As part of the data life cycle, research data will be contributed to a repository to support preservation and discovery. A research project may generate many different iterations of the same dataset - for example, the raw data from the instruments, as well as datasets which already include computational transformations of the data.
In order to focus resources and attention on these core datasets, the project team should define these core data assets as early in the process as possible, preferably at the conceptual stage and in the data management plan. It may be helpful to speak with your local data archivist or librarian in order to determine which datasets (or iterations of datasets) should be considered core, and which datasets should be discarded. These core datasets will be the basis for publications, and require thorough documentation and description.

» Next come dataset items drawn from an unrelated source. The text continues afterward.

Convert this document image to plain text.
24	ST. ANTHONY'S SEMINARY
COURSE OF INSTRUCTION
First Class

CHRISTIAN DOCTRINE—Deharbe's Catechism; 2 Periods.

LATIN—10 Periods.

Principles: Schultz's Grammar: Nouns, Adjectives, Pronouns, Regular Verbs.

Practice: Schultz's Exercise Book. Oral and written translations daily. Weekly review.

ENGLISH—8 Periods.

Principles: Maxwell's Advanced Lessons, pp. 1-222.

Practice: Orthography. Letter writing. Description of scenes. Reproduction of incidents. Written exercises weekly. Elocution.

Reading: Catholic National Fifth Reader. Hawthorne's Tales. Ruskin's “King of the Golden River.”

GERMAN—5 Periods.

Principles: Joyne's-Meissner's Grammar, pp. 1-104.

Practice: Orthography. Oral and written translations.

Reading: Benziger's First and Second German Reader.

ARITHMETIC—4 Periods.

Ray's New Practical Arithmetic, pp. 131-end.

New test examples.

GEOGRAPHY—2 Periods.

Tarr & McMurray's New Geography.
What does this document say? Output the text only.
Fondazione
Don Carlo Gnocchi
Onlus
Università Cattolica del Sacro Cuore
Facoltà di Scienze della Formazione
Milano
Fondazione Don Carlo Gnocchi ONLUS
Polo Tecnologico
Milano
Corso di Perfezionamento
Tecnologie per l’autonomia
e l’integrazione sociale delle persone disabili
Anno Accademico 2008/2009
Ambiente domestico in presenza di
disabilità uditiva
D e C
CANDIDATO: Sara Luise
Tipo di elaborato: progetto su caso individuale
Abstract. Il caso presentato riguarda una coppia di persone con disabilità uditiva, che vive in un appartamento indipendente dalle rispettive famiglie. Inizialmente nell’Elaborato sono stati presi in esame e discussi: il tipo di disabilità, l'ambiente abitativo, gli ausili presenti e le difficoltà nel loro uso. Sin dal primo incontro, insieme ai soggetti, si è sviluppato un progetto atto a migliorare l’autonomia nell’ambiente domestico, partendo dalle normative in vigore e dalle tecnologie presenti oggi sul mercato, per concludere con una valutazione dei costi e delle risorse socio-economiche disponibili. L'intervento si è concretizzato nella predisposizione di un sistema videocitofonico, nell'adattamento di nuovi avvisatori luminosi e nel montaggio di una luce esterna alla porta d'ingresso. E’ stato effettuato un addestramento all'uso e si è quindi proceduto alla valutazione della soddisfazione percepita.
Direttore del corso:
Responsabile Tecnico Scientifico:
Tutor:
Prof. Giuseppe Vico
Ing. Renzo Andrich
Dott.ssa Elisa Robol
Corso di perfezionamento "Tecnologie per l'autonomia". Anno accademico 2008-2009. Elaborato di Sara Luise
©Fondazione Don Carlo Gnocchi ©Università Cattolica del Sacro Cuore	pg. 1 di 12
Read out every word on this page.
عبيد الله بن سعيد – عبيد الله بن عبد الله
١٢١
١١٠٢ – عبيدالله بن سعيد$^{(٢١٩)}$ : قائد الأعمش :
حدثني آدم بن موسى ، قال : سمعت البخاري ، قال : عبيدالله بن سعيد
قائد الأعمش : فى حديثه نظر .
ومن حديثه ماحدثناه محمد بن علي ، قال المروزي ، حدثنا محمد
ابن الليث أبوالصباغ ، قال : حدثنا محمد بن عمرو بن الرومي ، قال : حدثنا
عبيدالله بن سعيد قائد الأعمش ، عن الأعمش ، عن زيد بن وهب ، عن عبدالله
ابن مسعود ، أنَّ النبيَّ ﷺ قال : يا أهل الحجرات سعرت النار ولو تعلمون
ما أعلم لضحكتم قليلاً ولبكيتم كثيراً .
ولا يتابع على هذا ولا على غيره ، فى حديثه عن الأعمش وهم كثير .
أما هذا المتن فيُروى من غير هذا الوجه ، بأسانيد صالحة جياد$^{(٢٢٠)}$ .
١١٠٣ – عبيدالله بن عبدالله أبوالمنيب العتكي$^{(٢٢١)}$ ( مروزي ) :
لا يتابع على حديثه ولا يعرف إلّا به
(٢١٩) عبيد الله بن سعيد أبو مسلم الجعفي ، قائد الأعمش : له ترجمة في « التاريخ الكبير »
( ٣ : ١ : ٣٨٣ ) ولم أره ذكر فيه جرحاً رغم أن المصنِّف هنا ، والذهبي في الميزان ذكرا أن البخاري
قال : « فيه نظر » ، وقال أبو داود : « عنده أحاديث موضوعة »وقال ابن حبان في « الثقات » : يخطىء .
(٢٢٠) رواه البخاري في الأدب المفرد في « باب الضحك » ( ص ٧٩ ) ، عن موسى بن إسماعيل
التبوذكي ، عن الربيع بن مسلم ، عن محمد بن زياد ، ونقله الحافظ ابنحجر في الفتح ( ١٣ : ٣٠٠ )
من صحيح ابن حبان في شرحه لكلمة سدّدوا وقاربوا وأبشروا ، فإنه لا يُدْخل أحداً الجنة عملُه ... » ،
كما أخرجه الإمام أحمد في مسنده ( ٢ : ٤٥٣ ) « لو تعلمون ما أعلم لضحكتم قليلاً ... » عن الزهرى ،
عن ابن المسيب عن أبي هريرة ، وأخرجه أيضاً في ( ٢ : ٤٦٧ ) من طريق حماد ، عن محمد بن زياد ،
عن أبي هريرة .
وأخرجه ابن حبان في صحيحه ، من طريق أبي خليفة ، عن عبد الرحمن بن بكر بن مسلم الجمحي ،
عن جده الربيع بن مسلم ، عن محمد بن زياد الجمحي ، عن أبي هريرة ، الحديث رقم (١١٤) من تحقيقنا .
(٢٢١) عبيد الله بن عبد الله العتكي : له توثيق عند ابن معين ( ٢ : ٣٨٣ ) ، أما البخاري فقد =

- Only the datasets which have significant long-term value should be contributed to a repository, requiring decisions about which datasets need to be kept.
- If data cannot be recreated or it is costly to reproduce, it should be saved.
- Four different categories of potential data to save are observational, experimental, simulation, and derived (or compiled).
- Your funder or institution may have requirements and policies governing contribution to repositories.
Given the amount of data produced by scientific research, keeping everything is neither practical nor economically feasible.
Decisions about what data to keep will help to focus project resources on those data that should be stored for long-term preservation.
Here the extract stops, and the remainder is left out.